Before we talk about asafoetida, we need to get to know about a very similar ingredient called Silphium. Believed to be of the same family as asafoetida and like a giant fennel, silphium was widely used throughout the Roman world. Its uses were identical to those of the asafoetida today – as a condiment, medicine, and aphrodisiac.

Silphium was traded from the North African Roman city of Cyrene, although it predates Roman times, as archaeologists found it was already widely used among the Egyptians and Minoans.

On an expedition to Persia, Alexander the Great brought back a plant almost identical to silphium. Pedanius Dioscorides, a Greek physician, pharmacologist and botanist (40-90 AD) said both asafoetida and silphium are almost the same, although asafoetida was less tasty and smelled more vile.

But the over-harvesting of the wild silphium soon led to its extinction. Pliny the Elder, the Roman writer, said the last stalk of Cyrene silphium was given to the Emperor Nero.

But fortunately, asafoetida was still around. It was offered as a cheap substitute for the then-increasingly rare silphium. But by the fall of the Roman Empire, both silphium and asafoetida were largely forgotten in Europe.

Luckily, in its native habitat in Central Asia from Iran to India, asafoetida continues to be used until this day.

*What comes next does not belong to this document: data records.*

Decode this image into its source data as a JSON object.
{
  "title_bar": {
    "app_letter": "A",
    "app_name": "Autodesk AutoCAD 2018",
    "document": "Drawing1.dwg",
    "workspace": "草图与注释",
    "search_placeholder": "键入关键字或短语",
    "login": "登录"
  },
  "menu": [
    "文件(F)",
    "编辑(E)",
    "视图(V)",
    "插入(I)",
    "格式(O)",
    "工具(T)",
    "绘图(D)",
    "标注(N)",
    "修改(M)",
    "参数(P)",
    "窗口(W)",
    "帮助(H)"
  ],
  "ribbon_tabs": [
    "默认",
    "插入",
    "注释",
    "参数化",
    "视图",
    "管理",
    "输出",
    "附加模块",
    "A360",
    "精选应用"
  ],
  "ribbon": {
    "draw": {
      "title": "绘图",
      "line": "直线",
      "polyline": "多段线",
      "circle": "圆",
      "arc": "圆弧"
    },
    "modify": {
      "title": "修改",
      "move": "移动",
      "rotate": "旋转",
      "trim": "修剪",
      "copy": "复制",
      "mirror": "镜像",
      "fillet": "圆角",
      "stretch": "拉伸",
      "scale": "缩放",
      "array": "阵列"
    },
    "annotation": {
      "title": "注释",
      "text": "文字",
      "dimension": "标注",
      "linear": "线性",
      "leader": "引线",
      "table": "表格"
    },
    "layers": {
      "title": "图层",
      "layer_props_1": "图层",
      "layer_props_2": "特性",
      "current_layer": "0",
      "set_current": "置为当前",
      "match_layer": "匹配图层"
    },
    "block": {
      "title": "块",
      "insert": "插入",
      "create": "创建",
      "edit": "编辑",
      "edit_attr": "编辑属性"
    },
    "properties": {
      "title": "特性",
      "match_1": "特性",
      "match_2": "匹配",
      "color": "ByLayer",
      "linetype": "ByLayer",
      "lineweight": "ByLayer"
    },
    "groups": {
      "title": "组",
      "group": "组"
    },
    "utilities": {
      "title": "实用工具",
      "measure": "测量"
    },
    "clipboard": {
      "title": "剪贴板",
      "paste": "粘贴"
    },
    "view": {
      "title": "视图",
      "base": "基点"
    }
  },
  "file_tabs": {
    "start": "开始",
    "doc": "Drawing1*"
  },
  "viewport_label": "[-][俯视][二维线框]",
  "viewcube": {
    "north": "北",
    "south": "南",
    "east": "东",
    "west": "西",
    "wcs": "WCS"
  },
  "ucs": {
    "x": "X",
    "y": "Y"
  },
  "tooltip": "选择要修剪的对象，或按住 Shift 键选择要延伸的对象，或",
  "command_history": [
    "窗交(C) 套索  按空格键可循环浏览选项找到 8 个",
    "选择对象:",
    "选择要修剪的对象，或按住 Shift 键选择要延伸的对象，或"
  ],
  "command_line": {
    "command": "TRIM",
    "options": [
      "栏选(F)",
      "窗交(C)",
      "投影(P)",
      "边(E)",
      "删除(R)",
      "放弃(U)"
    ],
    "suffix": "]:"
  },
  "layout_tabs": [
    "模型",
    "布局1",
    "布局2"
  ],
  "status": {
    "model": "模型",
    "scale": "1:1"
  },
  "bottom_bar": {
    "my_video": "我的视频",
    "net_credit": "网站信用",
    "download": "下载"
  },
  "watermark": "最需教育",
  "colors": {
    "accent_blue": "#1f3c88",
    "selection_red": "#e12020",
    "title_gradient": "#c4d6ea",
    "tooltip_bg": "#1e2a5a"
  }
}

How can you use Asafoetida?

Asafoetida does not have to be used in large quantities. Half a teaspoon is enough to enhance the flavours of the spices you are tempering. Add asafoetida to the mix when you are releasing your spices in oil in a pan. Asafoetida cannot be sprinkled like fairy dust on your dishes. It has to be cooked in oil and takes around half a minute to fully dissolve into your dishes. Asafoetida is an absolute necessity when you are making dal, any dish with turmeric, or when you cook onions, cauliflower or potatoes.

Although asafoetida smells like fart, it actually gets rid of farts!

Asafoetida has been used for thousands of years as an anti-flatulent. Beans, lentils, cauliflowers are the vegetarian staples in Indian cuisine but are known to cause deadly fart bombs, an occasional undeserved punishment modern-day vegans inflict on family, friends and strangers.

Just a bit of asafoetida in every vegan dish will make vegans slightly better human beings and contribute to the fight against climate change.

Asafoetida is also widely believed to be a male aphrodisiac. According to unfounded gossips, asafoetida increases men’s libido and makes them constantly horny (as if they were not already). In India, it is a cheap household replacement for Viagra to help men against the occasional erectile dysfunction.

Indian propaganda claims asafoetida to be anti-carcinogenic. This has even less scientific grounds than it being an aphrodisiac. But honestly, it is too cheap to not worth the try.

Where to buy Asafoetida?

Asafoetida is sold in small airtight yellow containers, in every single Indian grocery store. If you don’t have an Indian grocery store where you live, you can get it easily and cheaply on Amazon or eBay.